Fabrice d’Almeida : “Le propre du populisme ? Affirmer que la légitimité est dans le peuple et non dans les lois”
Décideurs. Le droit et la justice sont-ils en recul dans nos sociétés ?
Fabrice d’Almeida. Je ne pense pas. Qu’il s’agisse de la vie économique ou de la vie politique, nos sociétés se judiciarisent. De plus en plus de personnalités politiques piochent dans les deniers publics pour attaquer en diffamation des journaux qui les critiquent. L’ombre d’un procès pour faire chanter les médias est comme devenue une pratique courante. Inversement, l’activité de poursuite à l’égard du politique croît. Preuve en est l’augmentation constante du nombre de questions prioritaires de constitutionnalité (QPC) avec celle récente de Nicolas Sarkozy et François Fillon… Les pouvoirs des juridictions suprêmes (Conseil constitutionnel, Cour de cassation et Conseil d’État) ne faiblissent pas. Aucun de ces grands corps n’a pâti de la remise en cause de leur statut. Leur espace de jeu s’est même agrandi. Autre indice sur la force de la justice dans notre pays : le procès Le Pen et les remous qu’il provoque quant aux aspirations présidentielles du Rassemblement national (RN). Les pressions et les attaques du parti vis-à-vis de la machine judiciaire démontrent l’importance primordiale de l’institution. Si elle était moindre, ses décisions désintéressaient. Dans son ouvrage De la démocratie en Amérique publié en 1835¸ Alexis de Tocqueville abordait déjà l’extrême judiciarisation des sociétés démocratiques. Une mécanique d’autant plus vraie deux siècles plus tard.

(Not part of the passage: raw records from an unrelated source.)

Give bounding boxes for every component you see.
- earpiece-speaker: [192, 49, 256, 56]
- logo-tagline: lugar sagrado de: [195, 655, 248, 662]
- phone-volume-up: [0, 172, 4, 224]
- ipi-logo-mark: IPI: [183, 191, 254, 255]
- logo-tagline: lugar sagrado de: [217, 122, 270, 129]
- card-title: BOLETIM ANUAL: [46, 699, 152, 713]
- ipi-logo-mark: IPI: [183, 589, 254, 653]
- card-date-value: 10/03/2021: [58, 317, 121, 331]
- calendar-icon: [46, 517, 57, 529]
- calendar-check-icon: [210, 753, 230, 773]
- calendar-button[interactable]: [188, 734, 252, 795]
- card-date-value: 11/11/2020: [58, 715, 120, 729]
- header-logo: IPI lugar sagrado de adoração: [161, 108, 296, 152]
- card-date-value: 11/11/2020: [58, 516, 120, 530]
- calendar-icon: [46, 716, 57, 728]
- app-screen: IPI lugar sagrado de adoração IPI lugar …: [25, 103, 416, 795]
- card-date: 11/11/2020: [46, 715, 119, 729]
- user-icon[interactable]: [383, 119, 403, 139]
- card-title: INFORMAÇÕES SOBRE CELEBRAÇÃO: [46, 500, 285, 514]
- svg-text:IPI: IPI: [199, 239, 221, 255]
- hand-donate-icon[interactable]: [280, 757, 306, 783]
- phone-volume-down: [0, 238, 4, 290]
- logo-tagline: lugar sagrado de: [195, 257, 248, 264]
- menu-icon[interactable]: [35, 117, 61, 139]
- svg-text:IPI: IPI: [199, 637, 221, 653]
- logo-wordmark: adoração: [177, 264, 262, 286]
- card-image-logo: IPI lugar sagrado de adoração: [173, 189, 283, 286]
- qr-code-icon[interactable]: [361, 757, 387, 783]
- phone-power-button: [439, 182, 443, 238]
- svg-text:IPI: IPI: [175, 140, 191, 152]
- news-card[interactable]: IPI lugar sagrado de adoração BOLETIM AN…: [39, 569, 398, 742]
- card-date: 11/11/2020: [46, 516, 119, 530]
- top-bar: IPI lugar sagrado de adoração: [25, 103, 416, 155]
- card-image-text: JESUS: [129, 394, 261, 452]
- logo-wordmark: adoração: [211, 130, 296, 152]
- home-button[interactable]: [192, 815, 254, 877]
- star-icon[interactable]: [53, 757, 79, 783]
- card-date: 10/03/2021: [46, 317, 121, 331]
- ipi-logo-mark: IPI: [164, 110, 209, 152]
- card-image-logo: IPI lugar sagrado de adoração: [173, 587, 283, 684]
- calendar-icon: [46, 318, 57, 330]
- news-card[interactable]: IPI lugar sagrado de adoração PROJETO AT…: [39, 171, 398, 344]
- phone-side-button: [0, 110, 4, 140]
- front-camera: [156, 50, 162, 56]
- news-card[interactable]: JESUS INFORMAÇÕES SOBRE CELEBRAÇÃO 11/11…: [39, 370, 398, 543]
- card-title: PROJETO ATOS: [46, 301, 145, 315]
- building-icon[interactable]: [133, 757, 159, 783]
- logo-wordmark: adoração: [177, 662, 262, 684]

À l’opposé, le droit international recule. Il avait connu une époque bénie entre 1989 et 2003, avec l’avènement de tribunaux spécialisés – pour juger des crimes comme ceux perpétués au Rwanda et en ex-Yougoslavie –, et de la Cour pénale internationale (CPI) en 2002. En l’espace de quinze ans, le droit international s’était affirmé comme un nouvel ordre mondial, appuyé par l’hyperpuissance américaine. Puis, en 2003, les États-Unis sont sortis des rails avec l’intervention en Irak, non légitimée par un mandat. Depuis, les principes du droit international sont sapés au profit d’un équilibre politique entre les puissances et les coalitions. Dernier exemple en date avec les mandats d’arrêt émis simultanément par la CPI le 21 novembre 2024 à l’encontre du Premier ministre israélien Benyamin Netanyahou et Mohammed Deïf, chef de la branche armée du Hamas.
"L'ombre d'un procès pour faire chanter les médias est devenu une pratique courante"
Et en France ?
La judiciarisation croissante de notre société s’accompagne de constantes évolutions législatives, encouragées notamment par le poids des normes européennes. Or, le politique n’a pas encore compris que les comportements ne se transforment pas par le seul intermédiaire des lois. On le voit avec les politiques de lutte pour l’égalité femmes-hommes, contre le trafic de drogue ou les violences intrafamiliales. Les textes se multiplient, mais leur portée s’érode. La loi se heurte à des conduites itératives, à la reproduction de schémas sociologiques et familiaux. La chaîne judiciaire, encombrée, n’est plus en mesure d’agir. Si le judiciaire continue de progresser dans la société française, le respect et l’accès au droit se dégradent.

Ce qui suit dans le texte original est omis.